Oscar Komlan Anthony, fut sélectionneur du Togo, entraîneur des Aiglons et expert sportif notamment auprès de Doumbe FC de Mango, Semassi de Sokodé, pendant leurs campagnes africaines. Oscar était de la génération d’autres entraîneurs de renom, notamment Désiré Tossoukpé, Daté Hodê, Charles Fandalor Ayivi, Firmin Aguiar, Jazzar Rodolph (du Racing Club de Lomé) et Santos Adowè. Et enfin, René Florian, sélectionneur adjoint de Robert Chevron. Il prendra plus tard la relève de Chevron aux commandes de la Sélection du Togo.

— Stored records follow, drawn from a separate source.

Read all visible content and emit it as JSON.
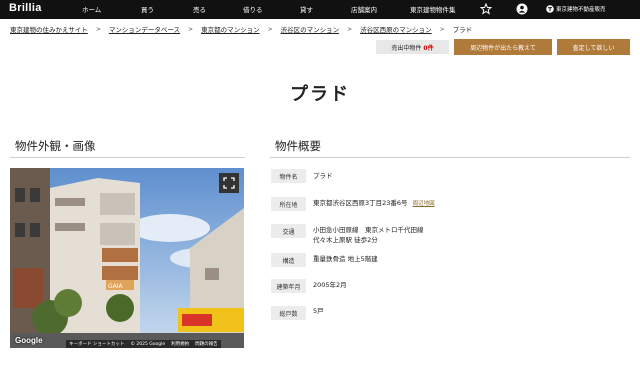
{
  "nav": {
    "logo": "Brillia",
    "items": [
      "ホーム",
      "買う",
      "売る",
      "借りる",
      "貸す",
      "店舗案内",
      "東京建物物件集"
    ],
    "corporate": "東京建物不動産販売",
    "icons": [
      "star-icon",
      "user-icon"
    ]
  },
  "breadcrumb": {
    "links": [
      "東京建物の住みかえサイト",
      "マンションデータベース",
      "東京都のマンション",
      "渋谷区のマンション",
      "渋谷区西原のマンション"
    ],
    "current": "プラド"
  },
  "actions": {
    "sold_label": "売出中物件",
    "sold_count": "0件",
    "notify_label": "周辺物件が出たら教えて",
    "assess_label": "査定して欲しい"
  },
  "title": "プラド",
  "sections": {
    "photos": "物件外観・画像",
    "overview": "物件概要"
  },
  "photo": {
    "google": "Google",
    "attribution": [
      "キーボード ショートカット",
      "© 2025 Google",
      "利用規約",
      "問題の報告"
    ]
  },
  "overview": [
    {
      "label": "物件名",
      "value": "プラド"
    },
    {
      "label": "所在地",
      "value": "東京都渋谷区西原3丁目23番6号",
      "link": "周辺地図"
    },
    {
      "label": "交通",
      "value": "小田急小田原線　東京メトロ千代田線",
      "value2": "代々木上原駅 徒歩2分"
    },
    {
      "label": "構造",
      "value": "重量鉄骨造 地上5階建"
    },
    {
      "label": "建築年月",
      "value": "2005年2月"
    },
    {
      "label": "総戸数",
      "value": "5戸"
    }
  ],
  "colors": {
    "nav_bg": "#111111",
    "accent": "#b07a3a",
    "sold_count": "#cc0000"
  }
}
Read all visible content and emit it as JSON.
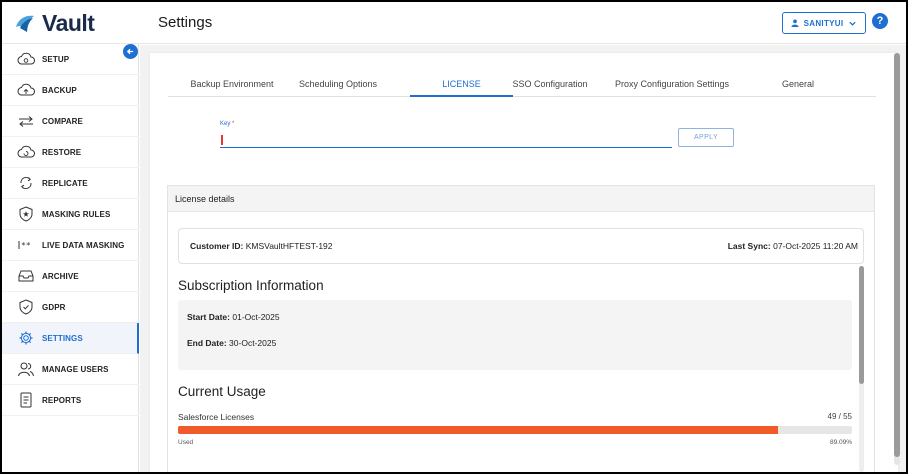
{
  "app": {
    "name": "Vault",
    "page_title": "Settings"
  },
  "user": {
    "name": "SANITYUI"
  },
  "sidebar": {
    "items": [
      {
        "label": "SETUP",
        "icon": "cloud-gear-icon"
      },
      {
        "label": "BACKUP",
        "icon": "cloud-upload-icon"
      },
      {
        "label": "COMPARE",
        "icon": "compare-arrows-icon"
      },
      {
        "label": "RESTORE",
        "icon": "cloud-restore-icon"
      },
      {
        "label": "REPLICATE",
        "icon": "replicate-icon"
      },
      {
        "label": "MASKING RULES",
        "icon": "shield-star-icon"
      },
      {
        "label": "LIVE DATA MASKING",
        "icon": "masking-icon"
      },
      {
        "label": "ARCHIVE",
        "icon": "archive-icon"
      },
      {
        "label": "GDPR",
        "icon": "shield-check-icon"
      },
      {
        "label": "SETTINGS",
        "icon": "gear-icon"
      },
      {
        "label": "MANAGE USERS",
        "icon": "users-icon"
      },
      {
        "label": "REPORTS",
        "icon": "report-icon"
      }
    ],
    "active": "SETTINGS"
  },
  "tabs": [
    "Backup Environment",
    "Scheduling Options",
    "LICENSE",
    "SSO Configuration",
    "Proxy Configuration Settings",
    "General"
  ],
  "active_tab": "LICENSE",
  "key_field": {
    "label": "Key",
    "required_mark": "*",
    "value": ""
  },
  "apply_label": "APPLY",
  "license": {
    "header": "License details",
    "customer_id_label": "Customer ID:",
    "customer_id": "KMSVaultHFTEST-192",
    "last_sync_label": "Last Sync:",
    "last_sync": "07-Oct-2025 11:20 AM",
    "subscription_title": "Subscription Information",
    "start_label": "Start Date:",
    "start_date": "01-Oct-2025",
    "end_label": "End Date:",
    "end_date": "30-Oct-2025",
    "usage_title": "Current Usage",
    "usage": {
      "name": "Salesforce Licenses",
      "count_text": "49 / 55",
      "used": 49,
      "total": 55,
      "used_label": "Used",
      "percent_text": "89.09%",
      "bar_color": "#f15a29"
    }
  },
  "colors": {
    "accent": "#1d6fd1",
    "brand": "#1a2b4a"
  }
}
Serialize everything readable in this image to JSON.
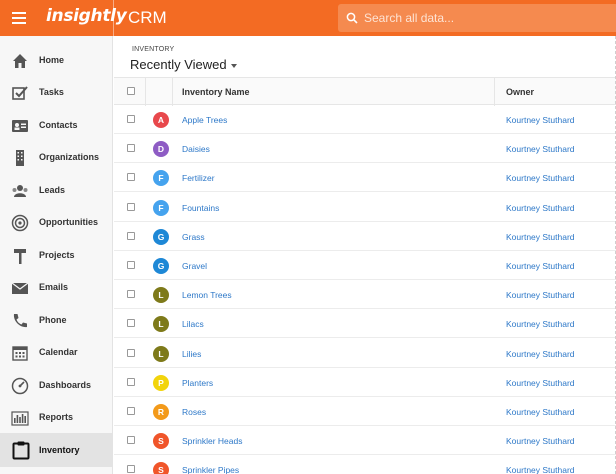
{
  "header": {
    "logo": "insightly",
    "app_name": "CRM",
    "search_placeholder": "Search all data...",
    "accent_color": "#f36b23"
  },
  "sidebar": {
    "items": [
      {
        "label": "Home",
        "icon": "home-icon"
      },
      {
        "label": "Tasks",
        "icon": "tasks-icon"
      },
      {
        "label": "Contacts",
        "icon": "contacts-icon"
      },
      {
        "label": "Organizations",
        "icon": "organizations-icon"
      },
      {
        "label": "Leads",
        "icon": "leads-icon"
      },
      {
        "label": "Opportunities",
        "icon": "opportunities-icon"
      },
      {
        "label": "Projects",
        "icon": "projects-icon"
      },
      {
        "label": "Emails",
        "icon": "emails-icon"
      },
      {
        "label": "Phone",
        "icon": "phone-icon"
      },
      {
        "label": "Calendar",
        "icon": "calendar-icon"
      },
      {
        "label": "Dashboards",
        "icon": "dashboards-icon"
      },
      {
        "label": "Reports",
        "icon": "reports-icon"
      },
      {
        "label": "Inventory",
        "icon": "inventory-icon",
        "active": true
      }
    ]
  },
  "main": {
    "section_label": "INVENTORY",
    "view_title": "Recently Viewed",
    "columns": [
      "Inventory Name",
      "Owner"
    ],
    "rows": [
      {
        "letter": "A",
        "color": "#e8484c",
        "name": "Apple Trees",
        "owner": "Kourtney Stuthard"
      },
      {
        "letter": "D",
        "color": "#8e5cc4",
        "name": "Daisies",
        "owner": "Kourtney Stuthard"
      },
      {
        "letter": "F",
        "color": "#45a3ee",
        "name": "Fertilizer",
        "owner": "Kourtney Stuthard"
      },
      {
        "letter": "F",
        "color": "#45a3ee",
        "name": "Fountains",
        "owner": "Kourtney Stuthard"
      },
      {
        "letter": "G",
        "color": "#1e88d6",
        "name": "Grass",
        "owner": "Kourtney Stuthard"
      },
      {
        "letter": "G",
        "color": "#1e88d6",
        "name": "Gravel",
        "owner": "Kourtney Stuthard"
      },
      {
        "letter": "L",
        "color": "#7e7a1a",
        "name": "Lemon Trees",
        "owner": "Kourtney Stuthard"
      },
      {
        "letter": "L",
        "color": "#7e7a1a",
        "name": "Lilacs",
        "owner": "Kourtney Stuthard"
      },
      {
        "letter": "L",
        "color": "#7e7a1a",
        "name": "Lilies",
        "owner": "Kourtney Stuthard"
      },
      {
        "letter": "P",
        "color": "#f2d40c",
        "name": "Planters",
        "owner": "Kourtney Stuthard"
      },
      {
        "letter": "R",
        "color": "#f39a1a",
        "name": "Roses",
        "owner": "Kourtney Stuthard"
      },
      {
        "letter": "S",
        "color": "#f0552a",
        "name": "Sprinkler Heads",
        "owner": "Kourtney Stuthard"
      },
      {
        "letter": "S",
        "color": "#f0552a",
        "name": "Sprinkler Pipes",
        "owner": "Kourtney Stuthard"
      }
    ]
  }
}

Accroupis de gauche à droite :

Amégbleto dit Coup Sec (AS PTT). Wilson dit Under Blouse (Modèle). Germain Moèvi (Essor). Il était le frère de Gilbert Moèvi qui évolua au FC Bordeaux en France. Djibril Karimou (ASC Etoile Filante de Lomé). Il fut transféré à AS Monaco où il fut coéquipier d’un certain Michel Hidalgo, futur sélectionneur de l’Équipe de France. Djibril évolua également au FC Toulon. Il fut un des rares joueurs togolais à soulever la Coupe de France. Karion comme on l’appelait, est encore vivant. Il aura bientôt 85 ans.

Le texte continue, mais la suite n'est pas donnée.